Quand j’étais adolescent j’écoutais Fun Radio. Il y avait, vers les 21 heures, une émission baptisées “Lovin’ fun” au cours de laquelle un animateur goguenard et un médecin (le doc) répondaient aux questions de jeunes gens ruisselants de sébum que des hormones hyperactives renvoyaient à mille et un tourments, généralement d’ordre sexuel. Toujours est-il que quand le doc prenait un appel, on entendait à l’autre bout du fil une voix fragile, rendue grumeleuse par une mue contrariée s’écrier –vivement- “je voudrais pousser un coup de gueule” !
Or aujourd’hui, c’est moi qui voudrais pousser un coup de gueule. Et bien qu’il ne s’agisse pas ici de mue ou de bouleversement hormonal, ni même de sexe protégé, le problème est grave, sérieux et requiert toute l’attention des grands de ce monde. Mais reprenons, voulez-vous, la timeline du drame qui m’occupe.
J’anime sur Forumopera.com et sur Qobuz un petit podcast consacré aux nouveautés discographiques. Autour d’une table je réunis la fine fleur de la critique musicale française et je laisse ces éminents spécialistes débattre de l’intérêt d’une millième Tosca ou de la qualité du contre-ré dièse d’Anna Netrebko dans son dernier disque. C’est relativement intéressant, quand on aime ça.
Toujours est-il qu’un mois avant chaque enregistrement, je lance un débat pour savoir quels disques seront retenus pour la prochaine émission. Ce n’est pas très dur, on prend les derniers disques de Cecilia, Juan Diego, Rolando, Roberto, Anna, Erwin, Natalie, Joyce et de leurs amis les stars. Ces parutions, généralement, remplissent mon podcast et me garantissent un audimat convenable. Mais en fin d’émission, je propose d’évoquer un enregistrement historique. C’est là que ça se corse.
Sélectionner un enregistrement historique, c’est simple. Nos mémoires débordent de références réjopuïssantes. Se le procurer, en revanche, c’est autre chose.
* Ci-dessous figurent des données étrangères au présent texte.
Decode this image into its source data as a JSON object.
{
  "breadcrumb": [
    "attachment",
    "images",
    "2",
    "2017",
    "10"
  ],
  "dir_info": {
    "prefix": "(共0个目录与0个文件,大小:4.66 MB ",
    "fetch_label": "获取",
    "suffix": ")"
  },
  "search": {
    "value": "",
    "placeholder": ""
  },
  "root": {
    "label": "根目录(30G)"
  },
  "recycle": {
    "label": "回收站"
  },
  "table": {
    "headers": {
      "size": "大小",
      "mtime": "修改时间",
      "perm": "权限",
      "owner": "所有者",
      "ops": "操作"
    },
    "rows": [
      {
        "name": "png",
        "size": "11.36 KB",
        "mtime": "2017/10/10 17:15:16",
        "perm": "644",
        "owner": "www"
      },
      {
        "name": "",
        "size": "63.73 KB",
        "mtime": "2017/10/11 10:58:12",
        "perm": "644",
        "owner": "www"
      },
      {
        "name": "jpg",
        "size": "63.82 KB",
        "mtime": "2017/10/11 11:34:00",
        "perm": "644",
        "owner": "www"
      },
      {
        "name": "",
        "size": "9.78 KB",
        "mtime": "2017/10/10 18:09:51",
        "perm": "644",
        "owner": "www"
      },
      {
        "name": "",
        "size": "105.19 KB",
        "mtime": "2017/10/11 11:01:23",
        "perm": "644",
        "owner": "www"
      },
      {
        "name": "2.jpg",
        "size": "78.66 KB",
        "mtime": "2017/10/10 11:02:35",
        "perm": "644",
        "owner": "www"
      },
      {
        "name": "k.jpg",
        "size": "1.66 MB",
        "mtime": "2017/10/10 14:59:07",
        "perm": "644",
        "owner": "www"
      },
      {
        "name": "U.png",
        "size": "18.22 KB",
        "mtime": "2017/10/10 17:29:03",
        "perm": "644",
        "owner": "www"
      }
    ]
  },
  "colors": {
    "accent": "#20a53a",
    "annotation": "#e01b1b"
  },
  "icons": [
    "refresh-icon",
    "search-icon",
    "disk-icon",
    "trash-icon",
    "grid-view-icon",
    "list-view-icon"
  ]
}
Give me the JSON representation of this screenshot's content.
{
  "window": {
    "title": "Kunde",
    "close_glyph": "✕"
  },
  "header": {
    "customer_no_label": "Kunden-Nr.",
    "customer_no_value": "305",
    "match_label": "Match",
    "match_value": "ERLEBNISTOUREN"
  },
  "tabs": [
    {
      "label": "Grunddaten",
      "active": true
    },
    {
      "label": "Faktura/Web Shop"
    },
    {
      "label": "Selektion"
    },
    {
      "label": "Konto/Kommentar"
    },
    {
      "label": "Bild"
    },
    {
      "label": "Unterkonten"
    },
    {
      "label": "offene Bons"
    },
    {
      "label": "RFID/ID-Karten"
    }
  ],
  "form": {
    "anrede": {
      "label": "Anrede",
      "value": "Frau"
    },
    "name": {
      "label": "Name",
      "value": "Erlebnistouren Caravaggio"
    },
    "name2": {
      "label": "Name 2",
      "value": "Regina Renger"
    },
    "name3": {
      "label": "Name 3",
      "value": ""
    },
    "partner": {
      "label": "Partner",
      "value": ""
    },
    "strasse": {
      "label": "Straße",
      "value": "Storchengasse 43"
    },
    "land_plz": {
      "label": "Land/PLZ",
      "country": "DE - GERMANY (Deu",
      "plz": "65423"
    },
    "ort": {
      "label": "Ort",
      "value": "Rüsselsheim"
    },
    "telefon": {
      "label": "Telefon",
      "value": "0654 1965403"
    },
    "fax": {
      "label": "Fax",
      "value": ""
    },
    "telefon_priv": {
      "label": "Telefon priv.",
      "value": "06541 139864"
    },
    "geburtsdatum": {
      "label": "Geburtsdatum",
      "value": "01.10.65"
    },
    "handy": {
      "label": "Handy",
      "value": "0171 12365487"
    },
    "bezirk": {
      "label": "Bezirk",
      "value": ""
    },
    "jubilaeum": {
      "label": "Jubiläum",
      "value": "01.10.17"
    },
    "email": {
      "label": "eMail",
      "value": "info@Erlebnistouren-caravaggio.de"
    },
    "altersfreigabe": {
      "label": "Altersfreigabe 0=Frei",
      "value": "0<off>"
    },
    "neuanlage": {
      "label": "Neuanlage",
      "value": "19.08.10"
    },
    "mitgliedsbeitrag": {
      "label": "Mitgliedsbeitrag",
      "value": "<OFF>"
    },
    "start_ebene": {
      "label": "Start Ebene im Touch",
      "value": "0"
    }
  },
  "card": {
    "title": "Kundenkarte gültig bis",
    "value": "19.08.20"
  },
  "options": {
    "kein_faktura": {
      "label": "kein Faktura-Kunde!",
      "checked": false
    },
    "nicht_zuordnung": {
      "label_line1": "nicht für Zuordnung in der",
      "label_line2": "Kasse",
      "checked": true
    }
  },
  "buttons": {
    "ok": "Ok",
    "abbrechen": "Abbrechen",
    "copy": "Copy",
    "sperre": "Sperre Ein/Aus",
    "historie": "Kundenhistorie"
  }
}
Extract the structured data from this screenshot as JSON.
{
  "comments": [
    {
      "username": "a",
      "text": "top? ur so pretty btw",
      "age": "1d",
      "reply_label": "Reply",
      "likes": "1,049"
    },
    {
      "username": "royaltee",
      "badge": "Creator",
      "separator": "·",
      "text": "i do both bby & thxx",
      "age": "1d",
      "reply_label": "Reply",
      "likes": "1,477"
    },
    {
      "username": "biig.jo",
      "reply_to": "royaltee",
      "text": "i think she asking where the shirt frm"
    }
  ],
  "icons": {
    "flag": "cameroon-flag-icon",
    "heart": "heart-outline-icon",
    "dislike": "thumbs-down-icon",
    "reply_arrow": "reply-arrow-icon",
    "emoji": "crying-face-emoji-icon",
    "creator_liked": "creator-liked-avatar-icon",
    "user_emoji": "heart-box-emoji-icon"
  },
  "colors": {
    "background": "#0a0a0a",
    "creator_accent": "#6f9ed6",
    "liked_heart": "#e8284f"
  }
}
Nos pauvres amis disquaires sont bien évidemment les premiers à souffrir de la crise du disque, leur modèle économique périclite et bientôt leurs volets s’abattront en un soupir définitif qui chassera deux ou trois matoux restés, seuls, devant leurs vitrines. En attendant patiemment la faillite qui les guette, ils continuent à nous vendre un peu de rêve. Ici le dernier disque de Netrebko, belle et offerte à ses fans, qui roucoule, l’oeil scrofuleux, quelques mélodies mielleuses. Là, une nouvelle version, définitive celle-ci, du Requiem de Fauré. Et le reste ? Les références ? Les enregistrement qui craquent, ils sont où ? “Le stock c’est trop cher, monsieur, on peut commander, si vous voulez”. Et effectivement, on les comprend ces misérables, pourquoi iraient-ils s’embarasser d’un Mozart de jeunesse, battu par Mitropoulos, que personne ne leur achètera jamais, ou presque ? Alors qu’Anna, elle, sitôt posée sur le rayon, on s’en saisit, on la presse contre son coeur, avec amour, avec délectation, avec désir, avec tout ça.
Où acheter son vieux disque, alors ? Sur iTunes, évidemment. Avec Mehdi Mahdavi, journaliste d’Altamusica, nous cherchons le disque de référence du prochain podcast. Le Castor et Pollux d’Harnoncourt. Zut, il n’y est pas. Le Rinaldo de Malgoire ? Non plus. Les Boréades de Gardiner ? Ah non, tiens. L’Alcina de Hickox ? Introuvable. Une compilation Ghiaurov ? Rien. Un disque de Kurt Moll ? Non plus.
Fébrile, je tape “Anna Netrebko”. 21 références trouvées. Kurt Moll 0, Anna Netrebko 21. C’est vrai que Kurt, avec son sourcil broussailleux, n’a jamais excité les masses. C’est dommage, d’ailleurs.
Mais voilà, donc, ma tristesse. Car si les disquaires rendus dépressifs et hagards par une interminable crise ne peuvent rien pour nous, au moins serait-on en droit d’attendre des labels qu’ils daignent offrir en téléchargement payant les merveilles d’un back catalogue pas si mathusaleméïen que ça. Car sans réelle alternative payante au téléchargement illégal, comment faire face à l’envie d’aller se servir sur les dizaines de sites qui, eux, ne se privent pas ?
Le prochain MIDEM sera sans doute l’occasion pour ces grands décideurs de s’abandonner à de longues farandoles avinées, où le vomi, les bad trips et les décompensation psychotiques ne parviendront pas à jeter le moindre centimètre d’ombre sur les illusions d’un marché qui n’en finit pas de prendre le consomateur pour un con.